Court Opinion

ID: 9542829
Source: CourtListenerOpinion
Date Created: 2023-08-07 16:39:14.989443+00
Date Added: 2024-06-11T15:09:04.161673
License: Public Domain

NOYES, Judge,
Dissenting.
¶ 45 In Arizona, the State has, by statute, preempted the field of zoning legislation. See Levitz v. State, 126 Ariz. 203, 205, 613 P.2d 1259, 1261 (1980). These procedural requirements are jurisdictional in nature. See Hart v. Bayless Inv. & Trading Co., 86 Ariz. 379, 388, 346 P.2d 1101, 1108 (1959) (reviewing statutory notice for zoning action). “Such a rule is no mere ‘legal technicality’; rather it is a fundamental safeguard assuring each citizen that he will be afforded due process of law.” Id. Municipalities must follow the procedures set out in the State statutes. See id.
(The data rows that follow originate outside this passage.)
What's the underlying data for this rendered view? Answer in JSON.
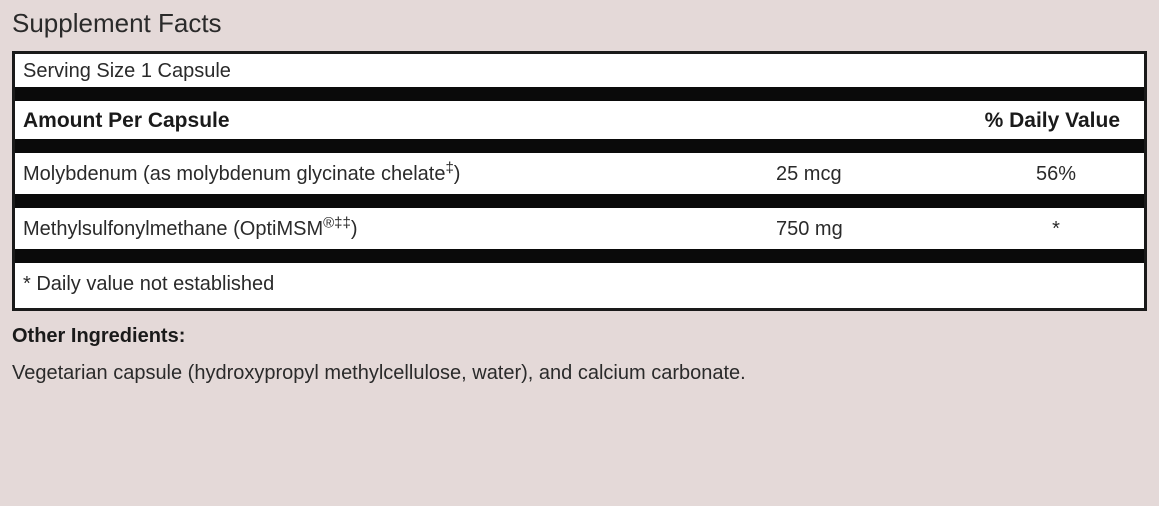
{
  "title": "Supplement Facts",
  "servingSize": "Serving Size 1 Capsule",
  "headers": {
    "left": "Amount Per Capsule",
    "right": "% Daily Value"
  },
  "rows": [
    {
      "name": "Molybdenum (as molybdenum glycinate chelate",
      "nameSuffix": "‡",
      "nameClose": ")",
      "amount": "25 mcg",
      "dv": "56%"
    },
    {
      "name": "Methylsulfonylmethane (OptiMSM",
      "nameSuffix": "®‡‡",
      "nameClose": ")",
      "amount": "750 mg",
      "dv": "*"
    }
  ],
  "footnote": "* Daily value not established",
  "otherIngredientsLabel": "Other Ingredients:",
  "otherIngredientsText": "Vegetarian capsule (hydroxypropyl methylcellulose, water), and calcium carbonate.",
  "styling": {
    "backgroundColor": "#e4d9d8",
    "panelBackground": "#ffffff",
    "borderColor": "#1a1a1a",
    "ruleColor": "#0a0a0a",
    "textColor": "#2a2a2a",
    "titleFontSize": 26,
    "bodyFontSize": 20,
    "headerFontSize": 21,
    "ruleThickness": 14,
    "panelBorderWidth": 3
  }
}
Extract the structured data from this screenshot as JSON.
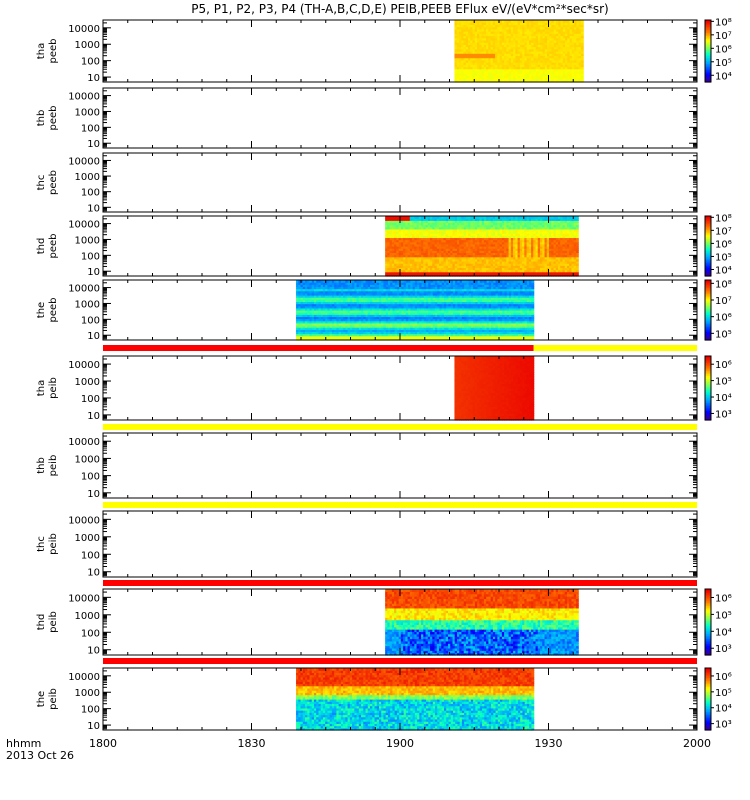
{
  "title": "P5, P1, P2, P3, P4 (TH-A,B,C,D,E) PEIB,PEEB EFlux eV/(eV*cm²*sec*sr)",
  "time_axis": {
    "label_line1": "hhmm",
    "label_line2": "2013 Oct 26",
    "ticks": [
      "1800",
      "1830",
      "1900",
      "1930",
      "2000"
    ],
    "range_min": [
      0,
      120
    ]
  },
  "chart_data": {
    "type": "heatmap",
    "title": "P5, P1, P2, P3, P4 (TH-A,B,C,D,E) PEIB,PEEB EFlux eV/(eV*cm²*sec*sr)",
    "x_unit": "minutes after 1800 UT",
    "y_scale": "log",
    "ylim": [
      5,
      30000
    ],
    "y_ticks": [
      "10000",
      "1000",
      "100",
      "10"
    ],
    "panels": [
      {
        "label": [
          "tha",
          "peeb"
        ],
        "data_start": 71,
        "data_end": 97,
        "cbar_ticks": [
          "10⁸",
          "10⁷",
          "10⁶",
          "10⁵",
          "10⁴"
        ],
        "cbar_range": [
          3.5,
          8.1
        ],
        "band_above": null,
        "pattern": "tha_peeb"
      },
      {
        "label": [
          "thb",
          "peeb"
        ],
        "data_start": null,
        "data_end": null,
        "cbar_ticks": [],
        "cbar_range": null,
        "band_above": null,
        "pattern": "empty"
      },
      {
        "label": [
          "thc",
          "peeb"
        ],
        "data_start": null,
        "data_end": null,
        "cbar_ticks": [],
        "cbar_range": null,
        "band_above": null,
        "pattern": "empty"
      },
      {
        "label": [
          "thd",
          "peeb"
        ],
        "data_start": 57,
        "data_end": 96,
        "cbar_ticks": [
          "10⁸",
          "10⁷",
          "10⁶",
          "10⁵",
          "10⁴"
        ],
        "cbar_range": [
          3.5,
          8.1
        ],
        "band_above": null,
        "pattern": "thd_peeb"
      },
      {
        "label": [
          "the",
          "peeb"
        ],
        "data_start": 39,
        "data_end": 87,
        "cbar_ticks": [
          "10⁸",
          "10⁷",
          "10⁶",
          "10⁵"
        ],
        "cbar_range": [
          4.6,
          8.2
        ],
        "band_above": null,
        "pattern": "the_peeb"
      },
      {
        "label": [
          "tha",
          "peib"
        ],
        "data_start": 71,
        "data_end": 87,
        "cbar_ticks": [
          "10⁶",
          "10⁵",
          "10⁴",
          "10³"
        ],
        "cbar_range": [
          2.6,
          6.5
        ],
        "band_above": {
          "color": "split",
          "split_at": 87
        },
        "pattern": "tha_peib"
      },
      {
        "label": [
          "thb",
          "peib"
        ],
        "data_start": null,
        "data_end": null,
        "cbar_ticks": [],
        "cbar_range": null,
        "band_above": {
          "color": "#ffff00"
        },
        "pattern": "empty"
      },
      {
        "label": [
          "thc",
          "peib"
        ],
        "data_start": null,
        "data_end": null,
        "cbar_ticks": [],
        "cbar_range": null,
        "band_above": {
          "color": "#ffff00"
        },
        "pattern": "empty"
      },
      {
        "label": [
          "thd",
          "peib"
        ],
        "data_start": 57,
        "data_end": 96,
        "cbar_ticks": [
          "10⁶",
          "10⁵",
          "10⁴",
          "10³"
        ],
        "cbar_range": [
          2.6,
          6.5
        ],
        "band_above": {
          "color": "#ff0000"
        },
        "pattern": "thd_peib"
      },
      {
        "label": [
          "the",
          "peib"
        ],
        "data_start": 39,
        "data_end": 87,
        "cbar_ticks": [
          "10⁶",
          "10⁵",
          "10⁴",
          "10³"
        ],
        "cbar_range": [
          2.6,
          6.5
        ],
        "band_above": {
          "color": "#ff0000"
        },
        "pattern": "the_peib"
      }
    ]
  }
}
The statutory procedures *122must be strictly followed, and an ordinance that does not comply with the statutory procedures is void. See Levitz, 126 Ariz. at 205, 613 P.2d at 1261; Committee for Neighborhood Preservation v. Graham, 14 Ariz.App. 457, 458, 484 P.2d 226, 227 (1971); Manning v. Reilly, 2 Ariz.App. 310, 313, 408 P.2d 414, 417 (1965).
¶ 46 In this case, the City Council adopted an ordinance annexing the property on November 4, 1997. Under State law, this annexation was not effective for thirty days, until after December 4, 1997. See A.R.S. § 9-471(D). Even though the property was not yet within the city limits of Show Low, during the months of October and November 1997, the City undertook actions purporting to rezone the subject property from agricultural to general commercial. These actions included the October 24th posting and publication of notice that the Show Low Planning and Zoning Commission would hold a hearing on the issue. This was forty-one days prior to the annexation of the property. On November 12, 1997, twenty-two days prior to the annexation of the property, the City Planning and Zoning Commission held a hearing and voted to recommend the rezoning of the property. On November 18, 1997, sixteen.days prior to the annexation of the property, the Show Low City Council held a hearing on the zoning change. Then, on December 1, 1997, three days prior to the City obtaining jurisdiction over the property, the City Council voted to rezone the property from agricultural to general commercial.
¶ 47 Arizona’s zoning and planning laws set up a measured, two-tiered process for annexation and rezoning so as to permit effective public input into these decisions. See A.R.S. § 9-462.04 (setting forth public notice and hearing provisions for rezoning). Local residents cannot have meaningful input into such decisions if they do not have time to hear about a proposed decision, gather the facts about it, and then mobilize others to appeal to elected officials or the courts. See A.R.S. § 9-462.04(H) (rezoning cannot be made effective until at least thirty days after approval). The City’s actions here to rush a rezoning application through the process unlawfully impinged on the public’s right to participate.
¶48 A statute such as A.R.S. section 9-471(L), which requires a city to apply equal or more restrictive zoning to a newly annexed parcel, is written to protect neighboring property owners, not the owners of the property being annexed, and certainly not for the procedural convenience of the municipal government. This statute allows- time for the public to become educated on the issues and to formulate opinions and allow those opinions to be heard regarding any subsequent rezoning of the property. It prevents a city government from entangling the issues of relaxation of the allowed land use with the issues of annexation, thereby masking the former from public attention. It prevents a city government from hastily relaxing the land use regulations on a parcel of property that, at all times prior, and in this case even at the time of the city’s actions, had been outside its jurisdiction. The Legislature has mandated that any such relaxation in zoning restrictions not be done as part of the transition of jurisdiction from one governmental subdivision to another, but instead that it be, as that statute plainly states, subsequent to the jurisdictional change and in accordance with existing procedures. See A.R.S. § 9-471 (L). In this case the City ignored this requirement; it relaxed the zoning requirement prior to obtaining jurisdiction over the property.
¶ 49 The only way that the City of Show Low could have had jurisdiction to pass an ordinance relaxing the zoning on the Wal-Mart parcel at the time it did — prior to the effective date of the annexation — would have been if it had complied with A.R.S. section 9-462.07 regarding extraterritorial jurisdiction. Under the general municipal zoning enabling statute, A.R.S. section 9-462.01(B), a city may only zone territory within its boundaries. The extraterritorial jurisdiction statute, A.R.S. section 9-462.07, provides the exclusive procedural vehicle by which a municipality may reach beyond its borders and extend its zoning authority into unincorporated areas of the county. The City did not comply with that statute.
*123¶ 50 I respectfully dissent from the decision to affirm this jurisdictionally defective rezoning decision.